Esta historia me la contaron ellos dos, cuando los conocí en una casa blanca, de una sola planta, en la urbanización Campo Claro. Fui hasta allí para conocer personalmente a Tomás Eloy Martínez y pedirle una colaboración para un suplemento que editábamos en la editorial Ateneo de Caracas. Íbamos a publicar Preso sin nombre, celda sin número, de Jacobo Timerman, escrito por un periodista al que le quitaron sus empresas y la nacionalidad. Como Martínez había trabajado con Timerman en las redacciones de Primera Plana y La Opinión, Miguel Henrique Otero me encomendó pedirle un texto. Así comencé a visitar esa casa, que siempre estaba abierta a los amigos.

La tabla de salvación

Allí escuché cómo se enamoraron en el proceso de crear El Diario de Caracas. Ambos estaban casados. Tomaron la decisión de irse a vivir a una habitación del apartamento en Parque Central donde comenzó a funcionar la redacción provisional del diario, antes de mudarse al edificio de La Urbina. En las mañanas los periodistas veían como aparecían por una puerta Rotker y Martínez, recién bañados, y se integraban al trabajo de la redacción. Habían decidido reinventar el oficio y su propia vida. No era poca cosa.
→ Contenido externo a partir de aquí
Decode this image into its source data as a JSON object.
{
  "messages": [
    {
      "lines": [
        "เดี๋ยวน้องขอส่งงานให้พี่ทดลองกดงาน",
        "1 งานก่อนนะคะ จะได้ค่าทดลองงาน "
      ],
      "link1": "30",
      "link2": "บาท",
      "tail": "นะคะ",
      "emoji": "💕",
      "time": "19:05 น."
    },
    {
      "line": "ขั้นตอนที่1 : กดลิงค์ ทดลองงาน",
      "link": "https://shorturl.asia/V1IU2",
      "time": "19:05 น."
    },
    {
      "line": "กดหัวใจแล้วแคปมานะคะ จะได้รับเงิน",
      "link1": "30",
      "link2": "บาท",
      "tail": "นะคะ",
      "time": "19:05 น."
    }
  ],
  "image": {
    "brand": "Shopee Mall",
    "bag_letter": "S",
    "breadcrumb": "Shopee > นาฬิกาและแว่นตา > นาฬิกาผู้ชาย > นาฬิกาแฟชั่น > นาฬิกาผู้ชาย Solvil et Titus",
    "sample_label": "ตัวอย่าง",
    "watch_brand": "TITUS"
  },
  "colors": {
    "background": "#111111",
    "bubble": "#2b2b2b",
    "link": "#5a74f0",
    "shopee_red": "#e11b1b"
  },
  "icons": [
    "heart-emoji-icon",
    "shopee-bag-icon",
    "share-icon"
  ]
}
Cuando uno revisa las páginas de la primera época de El Diario de Caracas, respira creatividad en las construcciones de las grandes catedrales de la información, pero también en las esquinas donde caían las notas de relleno. No importaba si se trataba de crónicas de sucesos, reseñas culturales o políticas, sus páginas o la portada eran una fiesta para los lectores. Allí Susana Rotker escribió críticas, reseña de festivales, entrevistas a directores, pero también redactó crónicas. Le dio relevancia al cine venezolano, a sus creadores, a las películas que atraían a los espectadores a la pantalla.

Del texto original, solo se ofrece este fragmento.